На языке коми слово «яг» означает «бор, сосновый лес». Так именовали Яг-морта, человека звериного вида, жившего в лесу, промышлявшего разбоем и похищением людей. Пойманному чудовищу вбили в спину осиновый кол, а по другой версии, его сожгли живьем и пепел зарыли в землю. Вокруг кургана, служащего ему могилой, бродят призраки, а изнутри доносятся нечеловеческие вопли и завывания [179] . Сходство с Ягой несомненно. Сюда же отнесем болгарского Дядо Яга, съедающего непослушных детей. Тюркская, египетская, индийская и сибирская версии происхождения имени Яги кажутся мне сомнительными ввиду отсутствия в этих культурах соответствующего образа.
179
Зеленин Д.К. Указ. соч. С. 503.
Внешний облик Яги недвусмысленно говорит о ее сущности. Яга изображается в виде огромной горбатой старухи, дряхлой и седой, с длинным крючковатым носом и торчащими зубами. В одной древней повести сказано о Яге, что она «пресмуглая и тощая, семи аршин ростом… на обе стороны торчали, равно как у дикой свиньи, зубы аршина полтора длиной; притом же руки ее украшали медвежьи когти» [180] .
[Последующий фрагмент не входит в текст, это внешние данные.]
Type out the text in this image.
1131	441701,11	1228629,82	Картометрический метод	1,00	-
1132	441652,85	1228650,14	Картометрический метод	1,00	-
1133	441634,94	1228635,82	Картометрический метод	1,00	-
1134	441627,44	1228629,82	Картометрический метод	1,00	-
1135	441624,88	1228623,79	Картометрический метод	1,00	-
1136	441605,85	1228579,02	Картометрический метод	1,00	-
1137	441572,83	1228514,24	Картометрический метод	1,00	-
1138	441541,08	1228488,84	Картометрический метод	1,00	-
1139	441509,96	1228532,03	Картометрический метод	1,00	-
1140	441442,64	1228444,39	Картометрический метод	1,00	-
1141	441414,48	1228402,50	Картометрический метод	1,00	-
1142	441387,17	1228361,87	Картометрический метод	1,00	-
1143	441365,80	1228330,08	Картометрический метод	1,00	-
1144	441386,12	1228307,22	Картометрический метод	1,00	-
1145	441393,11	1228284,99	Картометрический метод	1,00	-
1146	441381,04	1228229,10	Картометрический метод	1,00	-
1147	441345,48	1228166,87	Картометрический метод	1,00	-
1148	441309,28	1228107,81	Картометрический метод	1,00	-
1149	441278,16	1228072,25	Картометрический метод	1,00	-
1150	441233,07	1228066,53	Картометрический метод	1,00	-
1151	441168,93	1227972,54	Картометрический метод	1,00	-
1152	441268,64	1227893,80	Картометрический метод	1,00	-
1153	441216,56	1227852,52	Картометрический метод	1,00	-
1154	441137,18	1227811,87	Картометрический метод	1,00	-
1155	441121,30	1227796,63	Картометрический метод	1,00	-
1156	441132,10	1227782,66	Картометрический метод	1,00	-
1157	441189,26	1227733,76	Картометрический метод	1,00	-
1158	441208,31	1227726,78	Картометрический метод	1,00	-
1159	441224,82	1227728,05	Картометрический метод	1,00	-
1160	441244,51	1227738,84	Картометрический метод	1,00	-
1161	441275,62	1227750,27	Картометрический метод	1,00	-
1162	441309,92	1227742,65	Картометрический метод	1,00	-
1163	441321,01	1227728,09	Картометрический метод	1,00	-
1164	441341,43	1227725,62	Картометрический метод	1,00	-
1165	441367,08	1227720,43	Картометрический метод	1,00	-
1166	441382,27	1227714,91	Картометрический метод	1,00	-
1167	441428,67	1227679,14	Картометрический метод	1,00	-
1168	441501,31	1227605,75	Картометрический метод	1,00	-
Где обитает Яга? Те, кто начитался Проппа, ответят: конечно, в лесу, на границе тридесятого царства. А вот и нет! О местности, где находится избушка Яги, в одних сказках почти ничего не говорится (таких сказок около половины), в остальных называются: лес; темный лес; густой лес; дремучий лес; «пусто кругом, не видать души человеческой»; непроходимый лес; лес и болото; «места пустынные»; места, где «конь по колена в воде, по грудь в траве»; болото; топкое болото; «ни стежки, ни дорожки»; чистое поле; «чистое место у моря». Иногда местоположение конкретизируется: в лесу «на воде у озера», у моря, у дороги, в тайге на лужайке, «возле дремучего леса», на лесной поляне. Отметим важнейший для нас факт: вода в не меньшей степени ассоциируется с Ягой, чем лес.
180
Новиков Н.В. Указ. соч. С. 177.
К тридесятому царству отнесена лишь дарительница, а похитительница детей, напротив, живет недалеко от людского поселения: на берегу реки, в близлежащем лесу, куда герои запросто отправляются за грибами. Порой Яга владеет яблоневым садом и богатством, переходящим затем к герою [181] . По наблюдению Новикова, на действиях похитительницы стоит печать деревенской обыденности, однако не в той степени, что у людоедок в мифах туземцев. Эта обыденность не простого человека, а деревенской ведьмы, которая, по словам С.В. Максимова, приравнивалась на Руси к Яге. Ведьма, как и Яга, живет в избушке на курьих ножках, где она, по олонецкому сказанию, вечно кудель прядет и в то же время «глазами в поле гусей пасет, а носом (вместо кочерги и ухватов) в печи поварует» [182] . Это некое существо в обличье бабы, живущее по соседству и копирующее человеческие манеры.
181
Новиков Н.В. Указ. соч. С. 136–137, 174.
182
Максимов С.В. Нечистая, неведомая и крестная сила. М.: Институт русской цивилизации, 2013. С. 656.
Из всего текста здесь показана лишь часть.